[The Audacious War by Clarence W. Barron]@TWC D-Link bookThe Audacious War CHAPTER XI 9/10
The company receiving this order had to work so quickly to install new machinery that old buildings were dynamited to clear the land. Such orders to America are bound to tell upon our exports, and, combined with the advance in food-stuffs, the loss in cotton values by the outbreak of the war is offset more than twice over. America must feel the effect of these orders when the goods go forward in increasing quantities.

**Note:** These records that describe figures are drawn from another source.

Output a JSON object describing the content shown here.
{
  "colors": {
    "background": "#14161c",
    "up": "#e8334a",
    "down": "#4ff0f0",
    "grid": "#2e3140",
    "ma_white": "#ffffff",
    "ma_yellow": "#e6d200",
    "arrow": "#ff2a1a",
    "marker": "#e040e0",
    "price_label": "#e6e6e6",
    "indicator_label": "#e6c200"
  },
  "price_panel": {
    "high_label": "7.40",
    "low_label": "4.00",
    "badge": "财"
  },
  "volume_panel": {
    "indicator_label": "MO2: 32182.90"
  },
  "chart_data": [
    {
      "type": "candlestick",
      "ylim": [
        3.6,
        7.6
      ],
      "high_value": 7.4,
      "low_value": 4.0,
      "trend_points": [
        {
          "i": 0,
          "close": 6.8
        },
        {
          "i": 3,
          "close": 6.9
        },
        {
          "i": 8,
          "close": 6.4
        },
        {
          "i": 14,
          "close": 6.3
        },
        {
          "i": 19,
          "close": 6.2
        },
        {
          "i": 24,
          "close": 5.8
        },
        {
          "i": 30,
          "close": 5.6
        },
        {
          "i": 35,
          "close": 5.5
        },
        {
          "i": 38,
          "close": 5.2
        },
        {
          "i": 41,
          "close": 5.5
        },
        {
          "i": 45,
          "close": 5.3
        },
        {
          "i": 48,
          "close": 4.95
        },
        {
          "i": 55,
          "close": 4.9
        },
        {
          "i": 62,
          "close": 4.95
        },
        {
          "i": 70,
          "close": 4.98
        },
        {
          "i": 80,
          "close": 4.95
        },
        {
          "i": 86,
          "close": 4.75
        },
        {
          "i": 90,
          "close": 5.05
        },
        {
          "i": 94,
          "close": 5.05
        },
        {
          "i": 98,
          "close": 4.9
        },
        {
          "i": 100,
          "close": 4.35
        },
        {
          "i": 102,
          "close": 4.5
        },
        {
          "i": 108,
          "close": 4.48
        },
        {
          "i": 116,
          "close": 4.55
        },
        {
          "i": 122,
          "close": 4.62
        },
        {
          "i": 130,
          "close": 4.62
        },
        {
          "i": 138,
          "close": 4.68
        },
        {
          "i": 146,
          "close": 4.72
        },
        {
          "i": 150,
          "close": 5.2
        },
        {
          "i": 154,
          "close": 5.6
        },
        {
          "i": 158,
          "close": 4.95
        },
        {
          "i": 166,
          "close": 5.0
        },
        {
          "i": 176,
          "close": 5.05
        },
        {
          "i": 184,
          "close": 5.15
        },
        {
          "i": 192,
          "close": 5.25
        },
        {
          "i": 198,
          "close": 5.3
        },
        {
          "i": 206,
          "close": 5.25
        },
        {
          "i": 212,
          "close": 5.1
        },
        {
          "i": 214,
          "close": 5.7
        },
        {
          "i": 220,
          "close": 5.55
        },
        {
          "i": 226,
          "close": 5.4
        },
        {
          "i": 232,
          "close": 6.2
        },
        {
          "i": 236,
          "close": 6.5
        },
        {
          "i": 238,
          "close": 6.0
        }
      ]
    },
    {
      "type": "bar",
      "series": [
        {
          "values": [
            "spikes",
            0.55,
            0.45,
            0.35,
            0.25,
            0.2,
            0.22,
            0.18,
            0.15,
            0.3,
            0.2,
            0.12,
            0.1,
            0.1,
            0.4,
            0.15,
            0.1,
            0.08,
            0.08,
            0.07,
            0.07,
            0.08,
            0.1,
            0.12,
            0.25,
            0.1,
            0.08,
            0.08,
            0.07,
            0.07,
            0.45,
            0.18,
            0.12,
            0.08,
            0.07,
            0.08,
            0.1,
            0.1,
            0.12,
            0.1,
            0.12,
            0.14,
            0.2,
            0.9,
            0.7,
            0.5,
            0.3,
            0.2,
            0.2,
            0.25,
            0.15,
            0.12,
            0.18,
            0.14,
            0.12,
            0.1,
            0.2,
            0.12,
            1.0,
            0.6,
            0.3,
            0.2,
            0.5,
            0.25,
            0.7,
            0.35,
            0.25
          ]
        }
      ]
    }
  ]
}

They are paid for as promptly as shipped. Many an American factory has been put on three eight-hour shifts for the day's work on these orders. A Southern manufacturer received an order for 5000 dozen pairs of socks to be shipped weekly for six months.
The price was under $1.00 per dozen, with ten per cent of wool in them.
He complained that he was making only twenty cents per dozen profit, while if he had not been so anxious for the order, he might just as well have got a price that would have shown more than twice this profit. In boots and shoes, England, instead of giving orders to this country, has been buying leather in America, and filling all her own factories. It is the policy of England to fill every workshop in her tight little island before she permits business to overflow. To-day there are no unemployed in Great Britain, except in the cotton districts dependent upon German trade.
Wage advances and overtime are the rule rather than the exception.